昨日は詩人会議の恒例の平和集会があり上野の東京文化会館に出かけた。
たいていの年はそこそこ高齢の方の講演があるが、今年は25歳の是恒香琳(SEALDsにも参加)さんが講演。体験も含めて非常に面白かった。

その中でなぜ戦中、象が殺されたのかについて語られた。私は空襲によって動物園から動物が逃げ放出されることで生じる危険への対処だと聞いていた。象は毒を嗅ぎ分けて食べず、また物理的に死なすことは難しいので餓死させた。芸をすれば食べ物をくれると思って空腹で力のないのに必死に芸をしたとも。秋山清にも有名な詩がある。「象のはなし」

http://d.hatena.ne.jp/elkoravolo/20101111/1289459524

だが、彼女は絵本『そしてトンキーもしんだ』(たなべまもる 文・かじあゆた絵、国土社1982)をみて、そうではなかったことを知ったという。私はその本を自分で読んでいないので、講演者の語ったことを要約すると、こうだ。

象は空襲によって檻から出てしまう懸念はなかった。その面では充分に市民の安全は保つことが可能であった。象が死なねばならなかったのは、国民が戦争に駆り出され、父が、夫が、兄弟が戦死するという時代に、同じく愛された象も死なねばならないことを示すためだったという。これも米英が悪いからだ、象を愛する子どもたち、その悲しみを敵国への憎しみに転換せよ、と。罪のない人や動物を死に追いやることで「戦時」「非常事態」の意識は醸成されていったのだ。軍部の指令であったのか、「お国のため」という国防市民団体の高揚による自発的な行為であったのか詳細はわからないが(調べたら「東京都長官大達茂夫氏の独断」とのこと。下にリンクを貼っておく)、死が当たり前の時代だからこそ生じた、陰惨な生命の奉献、屈折した復讐心、贅沢への敵愾心のようなものか。プラスを求めるのではなくどんどんマイナス志向が進み、互いに非国民を探しては密告する心理が働くような時代。ただ食べているだけの動物たちは殺してしまえ。動物を可愛がるなどは贅沢だ(家族を愛することさえゼイタクなのに)という雰囲気が時代を覆っていたのだろう。
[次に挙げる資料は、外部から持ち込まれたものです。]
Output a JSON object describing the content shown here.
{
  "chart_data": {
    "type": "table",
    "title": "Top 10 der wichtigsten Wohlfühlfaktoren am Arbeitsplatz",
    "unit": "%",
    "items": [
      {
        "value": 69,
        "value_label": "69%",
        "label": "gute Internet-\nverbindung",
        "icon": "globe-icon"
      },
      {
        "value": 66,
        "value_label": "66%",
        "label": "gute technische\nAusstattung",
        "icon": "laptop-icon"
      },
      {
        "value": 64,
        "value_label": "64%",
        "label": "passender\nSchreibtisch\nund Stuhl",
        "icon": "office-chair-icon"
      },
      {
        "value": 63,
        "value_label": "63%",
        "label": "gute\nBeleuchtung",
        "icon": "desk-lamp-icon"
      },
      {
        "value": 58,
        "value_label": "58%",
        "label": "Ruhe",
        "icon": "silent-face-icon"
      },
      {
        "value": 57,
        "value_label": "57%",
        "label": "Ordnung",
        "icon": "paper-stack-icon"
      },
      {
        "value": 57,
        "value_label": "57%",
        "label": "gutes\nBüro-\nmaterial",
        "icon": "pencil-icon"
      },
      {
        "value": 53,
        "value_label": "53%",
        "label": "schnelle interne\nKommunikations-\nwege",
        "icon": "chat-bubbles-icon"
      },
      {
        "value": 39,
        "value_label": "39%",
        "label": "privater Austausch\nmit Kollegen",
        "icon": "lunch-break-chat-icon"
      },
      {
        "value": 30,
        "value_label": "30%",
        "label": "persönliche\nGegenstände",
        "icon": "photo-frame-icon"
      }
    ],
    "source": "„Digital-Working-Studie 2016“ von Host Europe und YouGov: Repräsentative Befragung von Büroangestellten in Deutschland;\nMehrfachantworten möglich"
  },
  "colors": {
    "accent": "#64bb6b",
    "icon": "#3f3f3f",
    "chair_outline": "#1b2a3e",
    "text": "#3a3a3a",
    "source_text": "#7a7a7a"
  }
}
戦後生まれの私は、その時代の人々の心の動きを想像できず、檻から逃げた動物たちは事前に殺すしかなかった、と納得していたが、実はそうではなかったことを当時の飼育係たちは知っていた。同じ時代を生きた人たちでさえ多くは誤って記憶している。体験とはその時代に居たというだけではない、という彼女の指摘は鋭いものがあった。苦難に遭遇した時、その時代の心に宿った闇は苦難が終わった時、忘れ去られるのだろう。残るのは人気者の象のイメージだけだ。先日、ハナコが死んだ。私もハナコが日本に来た時のことを覚えている。ヘンに明るくわくわくしていたのを思い出す。戦後の光の時代だったのだ。その死の報道によって彼女がまだ生きていたことに気付いたのだった。

この話に関連して、トンキーは「慰霊祭」の時にまだ生きていた。その慰霊祭のためにも殺さなくてはならなかった、という驚くべき事実も書かれているページがあった。命令者も名指されている。以下参照。
http://blogs.yahoo.co.jp/erimasarama0118/59741761.html

もうひとつ、象で思い出す話。アメリカへはアフリカその他の地域から象がつれてこられたが、動物園で暴れた象によって飼育係が死んだ時、民衆はその象の絞首刑を決定した。大きなクレーンで刑は執行された(かなり昔の記録)。勝手に捕獲して別の大陸に連れてきて、気に入らなければ人間同士のやりかたを適用して殺す。それが人間である。私はそれ以前に、ペットを除いて、危険な動物が皆無の空間を作り出している人間の絶大な権力について考える。だが、子どもたちには本物を身近に見せてやりたいのだ。そしてそれを動物への「愛」だとか言っているのである。子どもをそこに投げ込んだら殺されるかもしれないのに。処刑を前提とした「愛」とは何だろうか。そういう私も子どもたちを動物園に連れて行ったので、これ以上、エラそうなことは言えないが。